Prevention of dementia

Alcohol drinking

Cognitive impairment is frequently observed in heavy drinkers and visuomotor capacity, memory or abstract thinking is affected in those individuals. Excessive alcohol consumption can lead to alcohol-related brain damage and severe loss of short-term memory, and is responsible for alcoholic dementia, also named Korsakoff’s syndrome. This disease is associated with the lack of vitamin B1, frequently associated with malnutrition in heavy drinkers. It is assumed that light to moderate alcohol consumption may lower the risk of cognitive decline and dementia. The health benefit may be mediated by a protective effect against vascular disease, as moderate alcohol consumption lowers the risk of stroke as well as subclinical infarcts and white matter disease on brain imaging. Binge drinking in midlife is associated with an increased risk of dementia. There is evidence that risk of dementia increased with rising alcohol consumption for those people who carried the ApoE e4 allele. One possible explanation could be that individuals with the e4 allele have less effective neural repair mechanisms and thus would be more susceptible to the deleterious effects of alcohol. On the other hand, resveratrol, a polyphenol may partly be responsible for the beneficial effects of wine, especially of red wine. It has complex physiological effects via gene modulation: antioxidative, cytoprotective and anti-inflammatory. The impact of alcohol consumption on the incidence of MCI and its progression to dementia has been studied recently. Patients with MCI who were moderate drinkers, i.e. those who consumed less than 1 drink/day (approximately 15g of alcohol), had a lower rate of progression to dementia than abstainers.

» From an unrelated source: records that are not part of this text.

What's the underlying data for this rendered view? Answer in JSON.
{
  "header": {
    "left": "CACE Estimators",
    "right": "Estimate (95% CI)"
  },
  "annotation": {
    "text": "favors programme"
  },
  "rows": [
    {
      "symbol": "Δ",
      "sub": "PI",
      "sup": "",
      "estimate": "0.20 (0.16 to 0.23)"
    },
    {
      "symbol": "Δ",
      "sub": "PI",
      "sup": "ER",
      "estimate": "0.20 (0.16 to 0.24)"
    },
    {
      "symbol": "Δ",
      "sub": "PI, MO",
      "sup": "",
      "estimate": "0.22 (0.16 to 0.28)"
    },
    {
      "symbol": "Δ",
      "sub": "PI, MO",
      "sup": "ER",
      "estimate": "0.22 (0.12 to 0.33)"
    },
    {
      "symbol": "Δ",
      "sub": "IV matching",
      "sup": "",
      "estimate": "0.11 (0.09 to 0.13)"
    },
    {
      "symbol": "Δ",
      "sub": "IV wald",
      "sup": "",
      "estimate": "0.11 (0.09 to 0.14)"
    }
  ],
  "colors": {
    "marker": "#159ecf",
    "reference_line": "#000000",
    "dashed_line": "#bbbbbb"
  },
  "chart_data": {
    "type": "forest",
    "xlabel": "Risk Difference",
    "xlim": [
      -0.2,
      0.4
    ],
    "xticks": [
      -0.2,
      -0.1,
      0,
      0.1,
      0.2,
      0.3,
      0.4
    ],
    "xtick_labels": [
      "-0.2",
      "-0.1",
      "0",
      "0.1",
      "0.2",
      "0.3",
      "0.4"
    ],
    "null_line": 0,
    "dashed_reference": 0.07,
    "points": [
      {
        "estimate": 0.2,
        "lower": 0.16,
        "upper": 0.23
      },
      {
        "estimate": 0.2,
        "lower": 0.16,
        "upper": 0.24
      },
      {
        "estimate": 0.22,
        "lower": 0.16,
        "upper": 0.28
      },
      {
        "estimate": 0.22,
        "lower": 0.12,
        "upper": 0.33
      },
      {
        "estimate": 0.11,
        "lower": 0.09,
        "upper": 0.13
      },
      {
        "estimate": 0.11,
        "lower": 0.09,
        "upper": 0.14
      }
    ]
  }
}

There seems to be a J-shaped association between alcohol intake and a variety of adverse health outcomes, including coronary heart disease, diabetes, hypertension, congestive heart failure, stroke, dementia, Raynaud's phenomenon, and all-cause mortality. Light to moderate alcohol consumption (up to 1 drink daily for women and 1 or 2 drinks daily for men) is associated with cardioprotective benefits, whereas increasingly excessive consumption results in proportional worsening of outcomes. Other studies have shown that a history of heavy drinking or alcohol abuse might be associated with an increased occurrence of dementia and Alzheimer’s disease.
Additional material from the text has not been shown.